5. Cleaning to prevent toxic anterior segment syndrome
Because residues on an instrument can injure the eye, the Service:
- cleans instruments as soon as possible after use, before viscoelastic, ophthalmic viscosurgical device or other material can dry on them
- flushes the fine lumens of cannulated instruments (for example irrigation and aspiration handpieces) thoroughly so no residue remains
- rinses instruments well after detergent or enzymatic cleaning so no detergent or enzyme residue is carried into the next case
- follows the manufacturer's instructions for each instrument, including any limits on the cleaning agents and processes that can be used
6. Inspection, sterilisation and validation
- instruments are inspected for cleanliness, damage and function after cleaning and before sterilisation, under magnification where needed
- instruments are sterilised in a validated steriliser (autoclave) operated and maintained per its instructions, with cycle records kept
- the decontamination equipment is serviced, validated and tested on the schedule the guidance and the manufacturer require, and faults take it out of use until fixed
7. Traceability
The Service can trace which instrument set was used on which patient, so that if a decontamination problem is found, the affected patients can be identified:
- each set carries a reference, and the set used is recorded against the patient and the procedure
- sterilisation cycle records are kept and linked to the sets processed in them
- where instruments are borrowed (loan sets), the Service records their decontamination status on arrival and before use, and does not use a set whose decontamination cannot be assured
8. Instruments that contact the retina or posterior segment
For instruments that contact the retina, optic nerve or posterior segment, the Service follows the current guidance on reducing the theoretical risk of transmitting prion disease (variant CJD), which may include single-use instruments or quarantine arrangements. The Service confirms the current position with its decontamination adviser before adoption.

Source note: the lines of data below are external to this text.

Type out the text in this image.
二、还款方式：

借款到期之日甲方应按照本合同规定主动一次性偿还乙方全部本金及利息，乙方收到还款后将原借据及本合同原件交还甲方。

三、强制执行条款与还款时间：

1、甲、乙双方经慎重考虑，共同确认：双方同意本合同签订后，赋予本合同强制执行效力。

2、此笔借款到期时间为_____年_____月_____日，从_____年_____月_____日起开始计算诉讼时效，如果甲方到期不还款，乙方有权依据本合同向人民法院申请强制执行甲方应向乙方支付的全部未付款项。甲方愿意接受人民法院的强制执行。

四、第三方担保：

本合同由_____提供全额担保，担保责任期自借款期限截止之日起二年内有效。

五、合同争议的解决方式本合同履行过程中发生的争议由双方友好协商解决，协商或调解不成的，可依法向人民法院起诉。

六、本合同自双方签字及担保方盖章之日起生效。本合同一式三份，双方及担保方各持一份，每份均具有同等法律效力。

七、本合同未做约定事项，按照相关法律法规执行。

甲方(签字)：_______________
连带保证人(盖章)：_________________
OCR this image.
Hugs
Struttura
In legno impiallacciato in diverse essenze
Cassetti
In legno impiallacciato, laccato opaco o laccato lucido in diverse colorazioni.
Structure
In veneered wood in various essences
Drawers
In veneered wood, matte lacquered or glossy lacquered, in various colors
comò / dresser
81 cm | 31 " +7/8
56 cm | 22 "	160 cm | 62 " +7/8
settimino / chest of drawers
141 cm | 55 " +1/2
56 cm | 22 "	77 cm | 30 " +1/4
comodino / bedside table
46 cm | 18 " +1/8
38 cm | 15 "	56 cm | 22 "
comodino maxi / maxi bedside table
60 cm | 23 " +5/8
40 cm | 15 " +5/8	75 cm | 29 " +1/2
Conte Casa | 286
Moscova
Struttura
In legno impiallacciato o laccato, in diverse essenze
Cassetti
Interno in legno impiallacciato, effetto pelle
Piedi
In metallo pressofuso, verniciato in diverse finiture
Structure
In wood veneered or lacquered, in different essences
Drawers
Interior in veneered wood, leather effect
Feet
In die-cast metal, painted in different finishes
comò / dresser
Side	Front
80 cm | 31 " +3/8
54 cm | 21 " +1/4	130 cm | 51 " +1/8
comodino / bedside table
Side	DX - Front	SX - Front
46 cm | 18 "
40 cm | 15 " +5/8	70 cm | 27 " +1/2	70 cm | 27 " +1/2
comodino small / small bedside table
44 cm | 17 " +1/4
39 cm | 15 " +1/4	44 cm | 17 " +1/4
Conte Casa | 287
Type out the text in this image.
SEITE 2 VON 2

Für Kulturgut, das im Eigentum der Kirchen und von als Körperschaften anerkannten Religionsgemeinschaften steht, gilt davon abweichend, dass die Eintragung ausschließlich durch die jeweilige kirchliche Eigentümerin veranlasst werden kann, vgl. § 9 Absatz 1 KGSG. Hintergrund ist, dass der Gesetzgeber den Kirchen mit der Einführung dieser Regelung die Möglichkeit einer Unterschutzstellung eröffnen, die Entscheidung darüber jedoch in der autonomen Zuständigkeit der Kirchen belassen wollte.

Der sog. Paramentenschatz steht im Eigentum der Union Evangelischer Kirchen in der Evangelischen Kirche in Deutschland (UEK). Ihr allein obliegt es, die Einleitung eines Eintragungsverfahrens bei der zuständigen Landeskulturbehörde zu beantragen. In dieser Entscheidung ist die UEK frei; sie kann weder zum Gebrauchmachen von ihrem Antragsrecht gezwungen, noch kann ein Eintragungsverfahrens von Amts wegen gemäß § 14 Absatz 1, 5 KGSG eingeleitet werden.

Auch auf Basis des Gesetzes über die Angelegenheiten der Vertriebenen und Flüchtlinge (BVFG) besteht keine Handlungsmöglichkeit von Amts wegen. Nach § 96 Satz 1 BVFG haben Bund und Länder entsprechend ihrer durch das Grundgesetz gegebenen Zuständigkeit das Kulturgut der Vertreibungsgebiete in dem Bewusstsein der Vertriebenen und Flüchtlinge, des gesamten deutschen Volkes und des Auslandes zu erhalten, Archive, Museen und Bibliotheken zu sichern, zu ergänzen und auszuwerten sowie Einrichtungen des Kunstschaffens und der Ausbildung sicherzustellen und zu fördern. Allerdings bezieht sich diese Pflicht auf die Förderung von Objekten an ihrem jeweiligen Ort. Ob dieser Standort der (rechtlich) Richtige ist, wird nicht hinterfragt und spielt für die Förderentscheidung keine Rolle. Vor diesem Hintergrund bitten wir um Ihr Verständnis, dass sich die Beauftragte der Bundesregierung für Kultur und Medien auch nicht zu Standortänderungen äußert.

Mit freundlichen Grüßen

9. When a decontamination problem is found
If a cleaning, sterilisation or traceability failure is found, or a cluster of post-operative inflammation suggests TASS:
- affected instruments are taken out of use at once
- the patients who may be affected are identified through the traceability records and clinically reviewed
- the event is logged, investigated as a patient-safety incident, and the duty of candour is opened where the threshold is met
- the cause is found and fixed before the instruments return to use
10. Training
Staff who decontaminate instruments are trained and assessed as competent before they work unsupervised, and are refreshed on a stated cadence. The Service records who is competent and the next refresher date.
11. Audit cadence
The Service checks, on a stated cadence, that:
- single-use items are used once and not reprocessed
- cleaning, inspection and sterilisation follow the procedure and the manufacturer's instructions
- sterilisation cycles are recorded and decontamination equipment is validated and in date
- instrument sets are traceable to patients, including loan sets
- TASS or post-operative inflammation patterns are tracked and acted on
The Registered Manager and the clinical lead review the results and record the improvement actions that follow.